09. Lições
"O homem tolo,
se consegue obter
dinheiro ou o amor de uma mulher,
o orgulho cresce nele,
mas nunca o bom senso;
ele se deixa levar pela arrogância"
— HÁVAMÁL (Os Ditos de Hár)
— MEU REI E SENHOR, EU AGORA SOU teu servo até o dia de minha morte.
Knud Haraldsson encontrava-se ajoelhado diante de meu pai, com as mãos unidas entre as dele, jurando-lhe fidelidade. Estava um pouco diferente de quando o vira pela última vez, com os cabelos castanhos tão longos que passavam dos ombros, mas os olhos azuis escuros continuavam com o mesmo brilho divertido.

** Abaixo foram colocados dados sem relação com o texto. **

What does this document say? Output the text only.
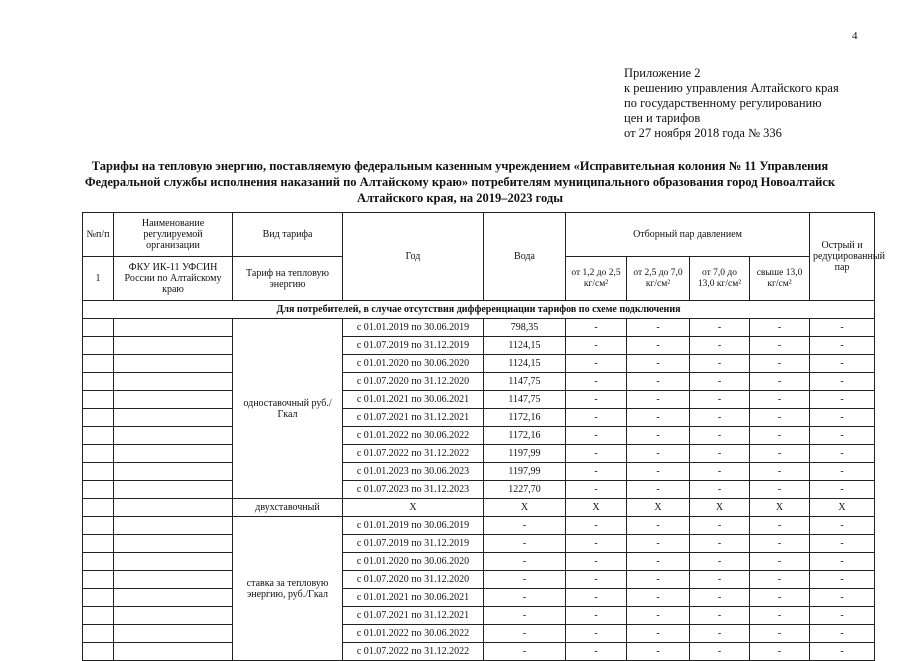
4
Приложение 2
к решению управления Алтайского края
по государственному регулированию
цен и тарифов
от 27 ноября 2018 года № 336
Тарифы на тепловую энергию, поставляемую федеральным казенным учреждением «Исправительная колония № 11 Управления
Федеральной службы исполнения наказаний по Алтайскому краю» потребителям муниципального образования город Новоалтайск
Алтайского края, на 2019–2023 годы
№п/п	Наименование регулируемой организации	Вид тарифа	Год	Вода	Отборный пар давлением				Острый и редуцированный пар
1	ФКУ ИК-11 УФСИН России по Алтайскому краю	Тариф на тепловую энергию			от 1,2 до 2,5 кг/см²	от 2,5 до 7,0 кг/см²	от 7,0 до 13,0 кг/см²	свыше 13,0 кг/см²	
Для потребителей, в случае отсутствия дифференциации тарифов по схеме подключения									
		одноставочный руб./Гкал	с 01.01.2019 по 30.06.2019	798,35	-	-	-	-	-
			с 01.07.2019 по 31.12.2019	1124,15	-	-	-	-	-
			с 01.01.2020 по 30.06.2020	1124,15	-	-	-	-	-
			с 01.07.2020 по 31.12.2020	1147,75	-	-	-	-	-
			с 01.01.2021 по 30.06.2021	1147,75	-	-	-	-	-
			с 01.07.2021 по 31.12.2021	1172,16	-	-	-	-	-
			с 01.01.2022 по 30.06.2022	1172,16	-	-	-	-	-
			с 01.07.2022 по 31.12.2022	1197,99	-	-	-	-	-
			с 01.01.2023 по 30.06.2023	1197,99	-	-	-	-	-
			с 01.07.2023 по 31.12.2023	1227,70	-	-	-	-	-
		двухставочный	Х	Х	Х	Х	Х	Х	Х
		ставка за тепловую энергию, руб./Гкал	с 01.01.2019 по 30.06.2019	-	-	-	-	-	-
			с 01.07.2019 по 31.12.2019	-	-	-	-	-	-
			с 01.01.2020 по 30.06.2020	-	-	-	-	-	-
			с 01.07.2020 по 31.12.2020	-	-	-	-	-	-
			с 01.01.2021 по 30.06.2021	-	-	-	-	-	-
			с 01.07.2021 по 31.12.2021	-	-	-	-	-	-
			с 01.01.2022 по 30.06.2022	-	-	-	-	-	-
			с 01.07.2022 по 31.12.2022	-	-	-	-	-	-
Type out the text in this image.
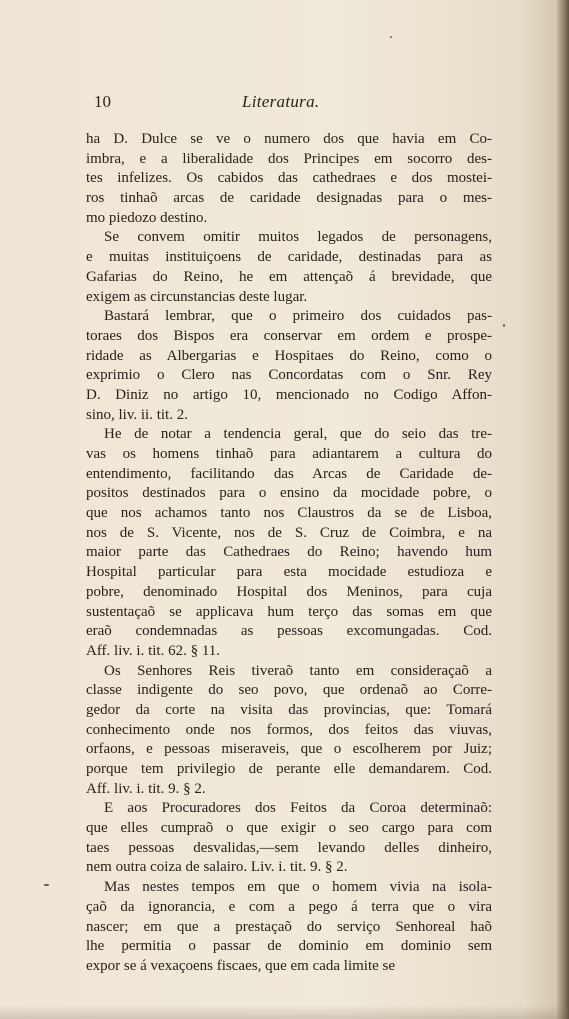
10	Literatura.
ha D. Dulce se ve o numero dos que havia em Co-
imbra, e a liberalidade dos Principes em socorro des-
tes infelizes. Os cabidos das cathedraes e dos mostei-
ros tinhaõ arcas de caridade designadas para o mes-
mo piedozo destino.
Se convem omitir muitos legados de personagens,
e muitas instituiçoens de caridade, destinadas para as
Gafarias do Reino, he em attençaõ á brevidade, que
exigem as circunstancias deste lugar.
Bastará lembrar, que o primeiro dos cuidados pas-
toraes dos Bispos era conservar em ordem e prospe-
ridade as Albergarias e Hospitaes do Reino, como o
exprimio o Clero nas Concordatas com o Snr. Rey
D. Diniz no artigo 10, mencionado no Codigo Affon-
sino, liv. ii. tit. 2.
He de notar a tendencia geral, que do seio das tre-
vas os homens tinhaõ para adiantarem a cultura do
entendimento, facilitando das Arcas de Caridade de-
positos destinados para o ensino da mocidade pobre, o
que nos achamos tanto nos Claustros da se de Lisboa,
nos de S. Vicente, nos de S. Cruz de Coimbra, e na
maior parte das Cathedraes do Reino; havendo hum
Hospital particular para esta mocidade estudioza e
pobre, denominado Hospital dos Meninos, para cuja
sustentaçaõ se applicava hum terço das somas em que
eraõ condemnadas as pessoas excomungadas. Cod.
Aff. liv. i. tit. 62. § 11.
Os Senhores Reis tiveraõ tanto em consideraçaõ a
classe indigente do seo povo, que ordenaõ ao Corre-
gedor da corte na visita das provincias, que: Tomará
conhecimento onde nos formos, dos feitos das viuvas,
orfaons, e pessoas miseraveis, que o escolherem por Juiz;
porque tem privilegio de perante elle demandarem. Cod.
Aff. liv. i. tit. 9. § 2.
E aos Procuradores dos Feitos da Coroa determinaõ:
que elles cumpraõ o que exigir o seo cargo para com
taes pessoas desvalidas,—sem levando delles dinheiro,
nem outra coiza de salairo. Liv. i. tit. 9. § 2.
Mas nestes tempos em que o homem vivia na isola-
çaõ da ignorancia, e com a pego á terra que o vira
nascer; em que a prestaçaõ do serviço Senhoreal haõ
lhe permitia o passar de dominio em dominio sem
expor se á vexaçoens fiscaes, que em cada limite se
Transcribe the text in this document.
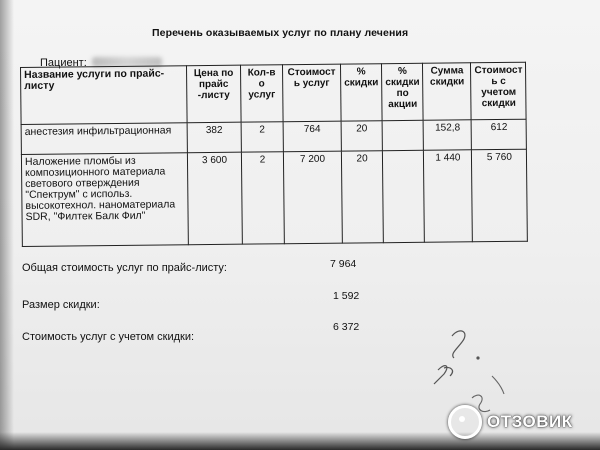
Перечень оказываемых услуг по плану лечения
Пациент:
Название услуги по прайс-листу	Цена по прайс -листу	Кол-в о услуг	Стоимост ь услуг	% скидки	% скидки по акции	Сумма скидки	Стоимост ь с учетом скидки
анестезия инфильтрационная	382	2	764	20		152,8	612
Наложение пломбы из композиционного материала светового отверждения "Спектрум" с использ. высокотехнол. наноматериала SDR, "Филтек Балк Фил"	3 600	2	7 200	20		1 440	5 760
Общая стоимость услуг по прайс-листу:	7 964
Размер скидки:
1 592
Стоимость услуг с учетом скидки:
6 372
ОТЗОВИК
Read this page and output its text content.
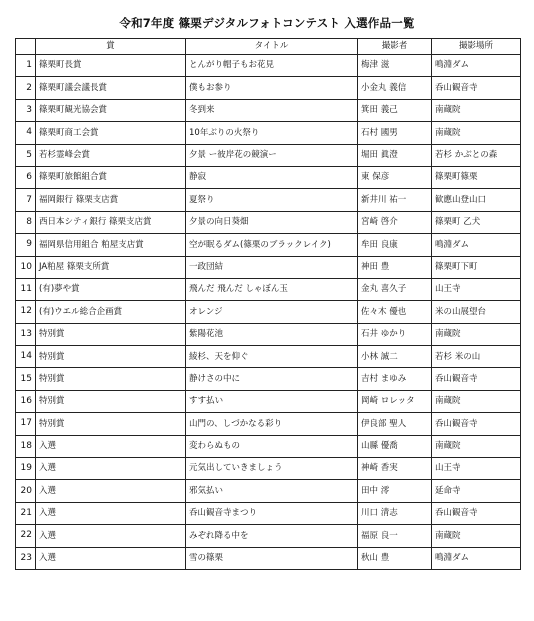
令和7年度 篠栗デジタルフォトコンテスト 入選作品一覧
	賞	タイトル	撮影者	撮影場所
1	篠栗町長賞	とんがり帽子もお花見	梅津 滋	鳴淵ダム
2	篠栗町議会議長賞	僕もお参り	小金丸 義信	呑山観音寺
3	篠栗町観光協会賞	冬到来	箕田 義己	南蔵院
4	篠栗町商工会賞	10年ぶりの火祭り	石村 國男	南蔵院
5	若杉霊峰会賞	夕景 ー彼岸花の競演ー	堀田 眞澄	若杉 かぶとの森
6	篠栗町旅館組合賞	静寂	東 保彦	篠栗町篠栗
7	福岡銀行 篠栗支店賞	夏祭り	新井川 祐一	歓應山登山口
8	西日本シティ銀行 篠栗支店賞	夕景の向日葵畑	宮崎 啓介	篠栗町 乙犬
9	福岡県信用組合 粕屋支店賞	空が眠るダム(篠栗のブラックレイク)	牟田 良康	鳴淵ダム
10	JA粕屋 篠栗支所賞	一政団結	神田 豊	篠栗町下町
11	(有)夢や賞	飛んだ 飛んだ しゃぼん玉	金丸 喜久子	山王寺
12	(有)ウエル総合企画賞	オレンジ	佐々木 優也	米の山展望台
13	特別賞	紫陽花池	石井 ゆかり	南蔵院
14	特別賞	綾杉、天を仰ぐ	小林 誠二	若杉 米の山
15	特別賞	静けさの中に	吉村 まゆみ	呑山観音寺
16	特別賞	すす払い	岡崎 ロレッタ	南蔵院
17	特別賞	山門の、しづかなる彩り	伊良部 聖人	呑山観音寺
18	入選	変わらぬもの	山縣 優喬	南蔵院
19	入選	元気出していきましょう	神崎 香実	山王寺
20	入選	邪気払い	田中 澪	延命寺
21	入選	呑山観音寺まつり	川口 清志	呑山観音寺
22	入選	みぞれ降る中を	福原 良一	南蔵院
23	入選	雪の篠栗	秋山 豊	鳴淵ダム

— Levante-se Knud, Jarl de Gráttberg — o rei o ergueu, segurou seus ombros e beijou-lhe a fronte, aceitando-o.
Todos estavam reunidos no salão do trono: minha mãe, Emmeline e seu marido; Birger Birgersson, Jarl de Stórhiminn, sua esposa e filhos mais novos; Lísa Trygvesdóttir e seu irmão Owden, os filhos mais novos do Jarl de Nordurstjarna. Lísa tinha bonitos cachos castanhos, e a pele marrom brilhava à luz das velas e tochas. Balder Agnarsson, que parecia sempre estar presente quando meu pai tinha audiências, também estava ali; isso não me incomodava, sentia muita gratidão pela forma que ele havia me consolado em minha tristeza pelo coração partido.
Lembrar da carta de Sten fazia meus olhos se encherem de lágrimas sem que conseguisse evitar; eu raramente chorava, porém o coração partido trazia uma dor que era quase física. Poderia parecer algo tolo, mas... Mas Sten sabia de meus sonhos, havíamos formado uma amizade antes de tudo, tinha entregado a ele minha virgindade e promessas foram feitas. Se o arrependimento fosse capaz de matar...

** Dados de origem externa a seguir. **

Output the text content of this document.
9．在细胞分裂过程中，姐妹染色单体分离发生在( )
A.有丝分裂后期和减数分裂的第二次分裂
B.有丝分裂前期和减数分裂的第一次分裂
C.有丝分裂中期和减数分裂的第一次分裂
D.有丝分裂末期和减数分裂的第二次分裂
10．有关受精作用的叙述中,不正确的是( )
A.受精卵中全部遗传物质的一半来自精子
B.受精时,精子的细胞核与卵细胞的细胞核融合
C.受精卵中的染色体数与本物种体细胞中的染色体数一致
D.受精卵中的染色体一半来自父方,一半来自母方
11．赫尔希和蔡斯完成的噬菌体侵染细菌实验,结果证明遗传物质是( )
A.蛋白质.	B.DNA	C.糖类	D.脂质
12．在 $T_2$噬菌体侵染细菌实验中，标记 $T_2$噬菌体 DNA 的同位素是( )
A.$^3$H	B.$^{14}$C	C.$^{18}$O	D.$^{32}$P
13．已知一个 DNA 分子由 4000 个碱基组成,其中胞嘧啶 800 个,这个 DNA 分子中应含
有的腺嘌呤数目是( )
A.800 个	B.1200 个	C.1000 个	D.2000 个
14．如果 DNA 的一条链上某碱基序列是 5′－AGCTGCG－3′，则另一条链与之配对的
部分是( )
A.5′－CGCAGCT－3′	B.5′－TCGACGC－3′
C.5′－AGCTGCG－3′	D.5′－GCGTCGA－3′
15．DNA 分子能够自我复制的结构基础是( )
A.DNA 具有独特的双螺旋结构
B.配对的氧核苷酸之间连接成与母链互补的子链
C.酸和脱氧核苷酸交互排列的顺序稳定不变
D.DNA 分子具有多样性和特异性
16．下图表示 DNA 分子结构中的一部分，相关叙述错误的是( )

Como eu era uma garotinha tola, pensando que poderia competir com Estrid e seus cabelos ruivos, porte pequeno e graciosidade feminina, com seus olhos de corça e verdes como a grama no verão. Ela adorava dar a entender que eu era uma selvagem, por minhas costas obviamente, sabia disso; quantas vezes o príncipe e ela com certeza riram de mim juntos, perguntava-me agora.
Desonrada e descartada, sentia-me humilhada. E implorava mentalmente para que ninguém descobrisse.
Aproveitei que minhas mãos estavam atrás das costas para fincar as unhas na pele, distraindo-me com a dor física. Eu não choraria por Sten, por um príncipe que escolhia se casar com uma ninguém e desprezava a mim, uma filha de reis, simplesmente por não ter a mesma beleza e suavidade, não me permitiria demonstrar tamanha fraqueza.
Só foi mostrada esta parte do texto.